ADHD者との職場での関わりのヒント〜教育現場からの示唆〜/文献調べ25-06

前回に続き、角南なおみ先生の著書「発達障害における教師の専門性」(学文社,2022)から、企業の障害者雇用現場において、上司・先輩・同僚の人たちが発達障害のある社員とどう関わるかのヒントを探ります。

今回は、「ADHD児に対する困難感プロセスの特徴」の章を抜書きし、所感を述べさせてもらいます。

目次

教師の関わりの特徴

ASD児同様に、教師がADHD児への個別対応が上手くいかない場合に指導の「困難感」が表出していました。

「困難感」に直面した際、教師は「特性理解」「子ども(本人)の理解」という多面的な理解を図ろうとするようです。

特性理解

「特性理解」は「認知特性」と「行動特性」に分けられます。

認知特性

  • 不注意・・・すぐに注意が逸れてしまう
  • 多動性・・・身体が意識しないうちに動いてしまう
  • 衝動性・・・思考がすぎに言葉や行動に現れてしまう

行動特性

  • 諦め・・・失敗状況に対する自己統制(Milich,1994)。注意と忍耐を要する努力が難しい上、失敗体験も重なり、自信や関心のない活動に対し諦め、最初から課題に取り組まない。失敗しないようにする。
  • 認知の偏り・・・「肯定的錯覚バイアス(Positive Illusory Bias)」(Owens et al., 2007)
  • 状況把握の難しさ・・・自己に関する「現実と異なる省察」(Hoza et al., 2004)

子ども理解

発達特性を除いた領域の本人の理解として「承認」「内面理解」があります。

承認

  • 行動承認・・・良い行動を評価
  • 能力承認・・・能力部分に対する承認
  • 努力承認・・・特性のため結果が出にくいことも多いが取り組みの過程を認める
  • 資質承認・・・生来的な良い性質に対する承認

内面理解

心情理解・・・行動の背景にある子どもの心情について
思考理解・・・不適切行動をしてしまう子どもの思考について
背景理解・・・子供を全体として理解するための家庭状況を含む背景について

困難さによる「教師の悩み」のが生じた際、多面的理解から「対応の再検討」がなされ、「個別対応」「学級での関与」を経て、「振り返り」が行われていました。

省察的実践家としての教師の専門性

「振り返り」を通して、今後の関わりの方向性を判断しているところから「省察的実践家」という言葉が出てきています。その点を踏まえて、教師の専門性を整理すると以下が示唆されています。
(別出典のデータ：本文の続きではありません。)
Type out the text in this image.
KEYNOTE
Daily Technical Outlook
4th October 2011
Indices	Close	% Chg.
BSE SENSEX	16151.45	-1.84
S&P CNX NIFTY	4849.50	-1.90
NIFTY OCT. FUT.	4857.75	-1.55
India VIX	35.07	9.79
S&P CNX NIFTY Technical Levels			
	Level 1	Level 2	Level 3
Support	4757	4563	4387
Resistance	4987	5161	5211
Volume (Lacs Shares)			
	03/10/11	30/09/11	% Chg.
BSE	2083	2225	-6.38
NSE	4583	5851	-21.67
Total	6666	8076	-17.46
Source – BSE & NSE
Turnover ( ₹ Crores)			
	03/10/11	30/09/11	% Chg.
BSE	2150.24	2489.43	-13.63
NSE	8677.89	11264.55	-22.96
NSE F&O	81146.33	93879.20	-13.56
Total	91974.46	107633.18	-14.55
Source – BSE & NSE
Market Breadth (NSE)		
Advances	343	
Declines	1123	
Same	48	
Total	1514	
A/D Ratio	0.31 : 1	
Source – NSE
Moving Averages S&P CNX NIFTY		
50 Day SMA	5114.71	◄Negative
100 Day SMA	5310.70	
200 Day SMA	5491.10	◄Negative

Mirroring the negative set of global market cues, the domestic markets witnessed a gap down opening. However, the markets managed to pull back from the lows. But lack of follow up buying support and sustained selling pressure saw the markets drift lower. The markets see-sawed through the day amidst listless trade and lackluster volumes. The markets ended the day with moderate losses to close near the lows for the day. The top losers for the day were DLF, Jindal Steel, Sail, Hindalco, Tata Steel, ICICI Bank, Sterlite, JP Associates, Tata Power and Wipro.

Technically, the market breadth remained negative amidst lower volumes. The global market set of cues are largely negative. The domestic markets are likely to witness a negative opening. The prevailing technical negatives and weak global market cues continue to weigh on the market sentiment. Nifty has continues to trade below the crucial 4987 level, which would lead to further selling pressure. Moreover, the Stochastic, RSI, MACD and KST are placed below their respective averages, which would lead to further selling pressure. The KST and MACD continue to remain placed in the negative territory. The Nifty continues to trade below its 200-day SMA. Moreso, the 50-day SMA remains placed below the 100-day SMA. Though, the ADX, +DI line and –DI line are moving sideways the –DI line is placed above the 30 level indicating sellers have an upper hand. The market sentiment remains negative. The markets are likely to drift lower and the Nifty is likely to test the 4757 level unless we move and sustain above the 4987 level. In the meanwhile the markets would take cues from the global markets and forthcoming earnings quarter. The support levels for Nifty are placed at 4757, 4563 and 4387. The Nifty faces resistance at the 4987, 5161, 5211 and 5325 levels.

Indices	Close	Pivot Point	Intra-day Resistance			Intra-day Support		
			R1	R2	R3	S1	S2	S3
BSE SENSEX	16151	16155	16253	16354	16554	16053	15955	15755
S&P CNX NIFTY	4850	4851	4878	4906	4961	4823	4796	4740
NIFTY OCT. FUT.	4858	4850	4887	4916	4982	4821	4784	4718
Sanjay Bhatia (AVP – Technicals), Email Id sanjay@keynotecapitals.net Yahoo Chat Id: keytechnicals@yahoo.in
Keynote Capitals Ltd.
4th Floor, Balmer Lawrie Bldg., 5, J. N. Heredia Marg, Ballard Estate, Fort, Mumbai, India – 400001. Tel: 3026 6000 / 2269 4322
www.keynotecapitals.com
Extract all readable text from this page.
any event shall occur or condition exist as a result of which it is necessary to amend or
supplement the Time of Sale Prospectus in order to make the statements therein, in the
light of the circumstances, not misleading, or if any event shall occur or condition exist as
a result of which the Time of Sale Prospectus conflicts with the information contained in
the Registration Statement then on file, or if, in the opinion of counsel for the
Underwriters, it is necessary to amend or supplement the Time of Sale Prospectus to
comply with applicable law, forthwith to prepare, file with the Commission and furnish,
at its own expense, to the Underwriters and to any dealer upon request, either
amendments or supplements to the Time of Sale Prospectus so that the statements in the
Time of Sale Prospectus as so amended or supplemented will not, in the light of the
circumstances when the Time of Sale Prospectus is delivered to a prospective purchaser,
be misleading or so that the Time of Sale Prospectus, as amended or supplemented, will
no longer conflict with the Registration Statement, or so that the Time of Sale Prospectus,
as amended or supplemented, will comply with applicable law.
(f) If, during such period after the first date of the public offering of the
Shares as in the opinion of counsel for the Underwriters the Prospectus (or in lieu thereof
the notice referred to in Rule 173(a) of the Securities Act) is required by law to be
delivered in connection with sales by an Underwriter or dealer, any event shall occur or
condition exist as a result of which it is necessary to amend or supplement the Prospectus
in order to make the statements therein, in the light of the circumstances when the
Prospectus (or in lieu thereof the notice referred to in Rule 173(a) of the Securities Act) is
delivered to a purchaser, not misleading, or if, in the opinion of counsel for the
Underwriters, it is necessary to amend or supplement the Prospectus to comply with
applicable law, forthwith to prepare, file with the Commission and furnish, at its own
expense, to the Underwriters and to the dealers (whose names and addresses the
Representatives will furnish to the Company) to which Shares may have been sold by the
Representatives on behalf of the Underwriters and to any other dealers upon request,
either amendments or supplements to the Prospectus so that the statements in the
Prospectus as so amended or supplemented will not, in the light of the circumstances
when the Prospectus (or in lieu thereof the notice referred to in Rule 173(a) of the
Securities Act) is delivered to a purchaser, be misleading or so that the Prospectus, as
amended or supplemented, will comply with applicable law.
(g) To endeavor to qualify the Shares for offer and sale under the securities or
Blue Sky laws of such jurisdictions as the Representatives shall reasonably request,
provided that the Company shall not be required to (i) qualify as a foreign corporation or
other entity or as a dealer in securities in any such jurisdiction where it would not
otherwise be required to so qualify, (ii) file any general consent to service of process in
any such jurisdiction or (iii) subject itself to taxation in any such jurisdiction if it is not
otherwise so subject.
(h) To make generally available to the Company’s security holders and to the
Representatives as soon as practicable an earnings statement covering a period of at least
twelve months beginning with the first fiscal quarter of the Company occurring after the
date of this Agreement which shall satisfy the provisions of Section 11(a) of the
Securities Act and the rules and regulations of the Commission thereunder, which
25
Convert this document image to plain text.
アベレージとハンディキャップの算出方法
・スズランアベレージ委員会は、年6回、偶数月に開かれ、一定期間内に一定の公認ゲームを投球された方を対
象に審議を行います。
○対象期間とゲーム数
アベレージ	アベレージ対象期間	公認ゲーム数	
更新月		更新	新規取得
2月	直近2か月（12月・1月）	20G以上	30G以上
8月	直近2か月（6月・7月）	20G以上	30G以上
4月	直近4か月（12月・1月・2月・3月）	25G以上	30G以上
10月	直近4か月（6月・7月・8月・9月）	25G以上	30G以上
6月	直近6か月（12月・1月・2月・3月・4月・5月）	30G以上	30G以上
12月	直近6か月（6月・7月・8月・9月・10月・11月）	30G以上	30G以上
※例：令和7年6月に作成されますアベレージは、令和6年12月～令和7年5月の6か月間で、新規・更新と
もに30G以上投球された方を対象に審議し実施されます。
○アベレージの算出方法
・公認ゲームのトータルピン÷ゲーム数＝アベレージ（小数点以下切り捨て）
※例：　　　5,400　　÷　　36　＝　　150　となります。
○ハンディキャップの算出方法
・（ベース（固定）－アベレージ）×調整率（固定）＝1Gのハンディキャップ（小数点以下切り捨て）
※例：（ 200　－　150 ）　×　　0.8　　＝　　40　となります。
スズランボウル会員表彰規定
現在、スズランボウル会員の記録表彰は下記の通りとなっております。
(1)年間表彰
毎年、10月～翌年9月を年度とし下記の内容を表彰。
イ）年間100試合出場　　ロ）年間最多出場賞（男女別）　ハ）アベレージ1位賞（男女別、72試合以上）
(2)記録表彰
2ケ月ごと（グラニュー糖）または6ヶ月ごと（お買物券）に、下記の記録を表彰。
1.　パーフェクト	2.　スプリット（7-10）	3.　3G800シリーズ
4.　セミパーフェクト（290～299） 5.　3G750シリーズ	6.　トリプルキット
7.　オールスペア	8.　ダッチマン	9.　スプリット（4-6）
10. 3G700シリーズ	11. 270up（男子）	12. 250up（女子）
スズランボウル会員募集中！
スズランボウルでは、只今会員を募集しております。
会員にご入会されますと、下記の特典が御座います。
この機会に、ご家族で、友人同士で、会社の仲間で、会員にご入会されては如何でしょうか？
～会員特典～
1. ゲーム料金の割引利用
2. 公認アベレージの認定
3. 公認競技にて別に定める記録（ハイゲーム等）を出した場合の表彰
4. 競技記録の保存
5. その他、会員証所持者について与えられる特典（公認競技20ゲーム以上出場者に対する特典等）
  • 特性理解を「認知特性」として諦め・認知の偏り・状況把握の難しさを含めて理解していること
  • 自己肯定感の低さを考慮した個別、集団対応
  • 子どもの分析の自己省察とを往還した理解と対応。

これら省察過程は、教師の「省察的実践家」(Schon,1983/2001)としての専門性を示しているようです。

所感

「省察的実践」という言葉は、医療や教育の現場で用いられますが、改めて、いい言葉だなと思います。

実践だけでは知見が蓄積されませんし、思考だけでも実践知は得られません。

やってみて、ふりかえって、よりよい方向性を見出すという、「省察」という行為を用いた実践は、プロの支援者として重要なあり方だなと感じました。